开启掘金成长之旅!这是我参与「掘金日新计划 · 2 月更文挑战」的第 3 天,点击查看活动详情


字符串的遍历

字符串可以用两种遍历方式:for loop和range;

func main() {
	s := "hello"
	for index, word := range s {
		fmt.Printf("On Index %d, Value Type is %T, Value is %v\n", index, word, word)
	}
	fmt.Println("---------------------------------")
	for i := 0; i < len(s); i++ {
		fmt.Printf("On Index %d, Value Type is %T, Value is %v\n", i, s[i], s[i])
	}

}

输出:

On Index 0, Value Type is int32, Value is 104
On Index 1, Value Type is int32, Value is 101
On Index 2, Value Type is int32, Value is 108
On Index 3, Value Type is int32, Value is 108
On Index 4, Value Type is int32, Value is 111
---------------------------------
On Index 0, Value Type is uint8, Value is 104
On Index 1, Value Type is uint8, Value is 101
On Index 2, Value Type is uint8, Value is 108
On Index 3, Value Type is uint8, Value is 108
On Index 4, Value Type is uint8, Value is 111

Go中没有character数据类型,字符使用byte和rune来表示,byte是uint8的别名,rune是int32的别名;

以上的示例可以看到,在for loop中,值的类型是uint8,而range中,值类型的int32,这是为什么呢?
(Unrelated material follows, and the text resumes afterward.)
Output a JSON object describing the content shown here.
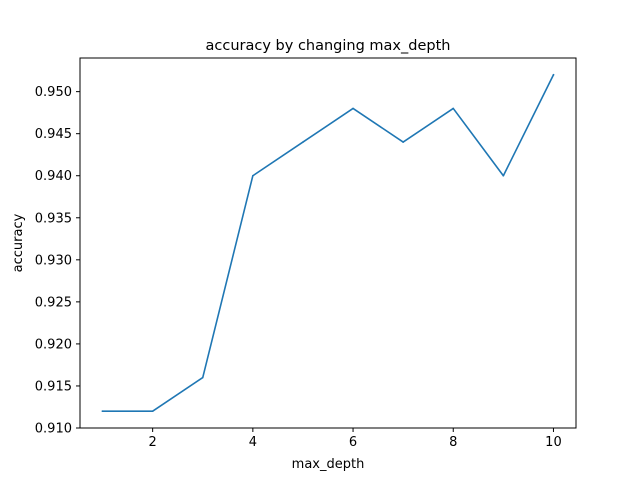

在内存中,字符串存储为只读的byte切片,所以使用for loop 访问s[i]时,值类型是uint8(byte是uint8的别名); 而使用range遍历字符串时,range对每个rune和它在字符串中的偏移量进行解码。第一个值是的起始字节索引,第二个是rune本身。rune代表一个Unicode码点;

偏移量?懵=.=

看下一个例子

        s := "你好"
	s1 := "Hello"
	for index, word := range s {
		fmt.Printf("On Index %d, Value Type is %T,%#U, Value is %x\n", index, word, word, word)
	}
	fmt.Println("---------------------------------")
	for index, word := range s1 {
		fmt.Printf("On Index %d, Value Type is %T,%#U, Value is %x\n", index, word, word, word)
	}

输出

On Index 0, Value Type is int32,U+4F60 '你', Value is 4f60
On Index 3, Value Type is int32,U+597D '好', Value is 597d
---------------------------------
On Index 0, Value Type is int32,U+0048 'H', Value is 48
On Index 1, Value Type is int32,U+0065 'e', Value is 65
On Index 2, Value Type is int32,U+006C 'l', Value is 6c
On Index 3, Value Type is int32,U+006C 'l', Value is 6c
On Index 4, Value Type is int32,U+006F 'o', Value is 6f

Go 字符串文字是 UTF-8 编码的文本,对于英文字符H、e、l、l、o,每个字符可以用一个字节存储;'你'、'好'每个字符需要3个字节存储;解码下一个字符需要“跳跃”的字节数就是这里所说的偏移量。

补充内容:

string byte rune的转换方法

string to byte

  • for loop
  • []byte(str)

byte to string

  • string([]byte)

string to rune

  • range
  • []rune(str)

rune to string string([]rune)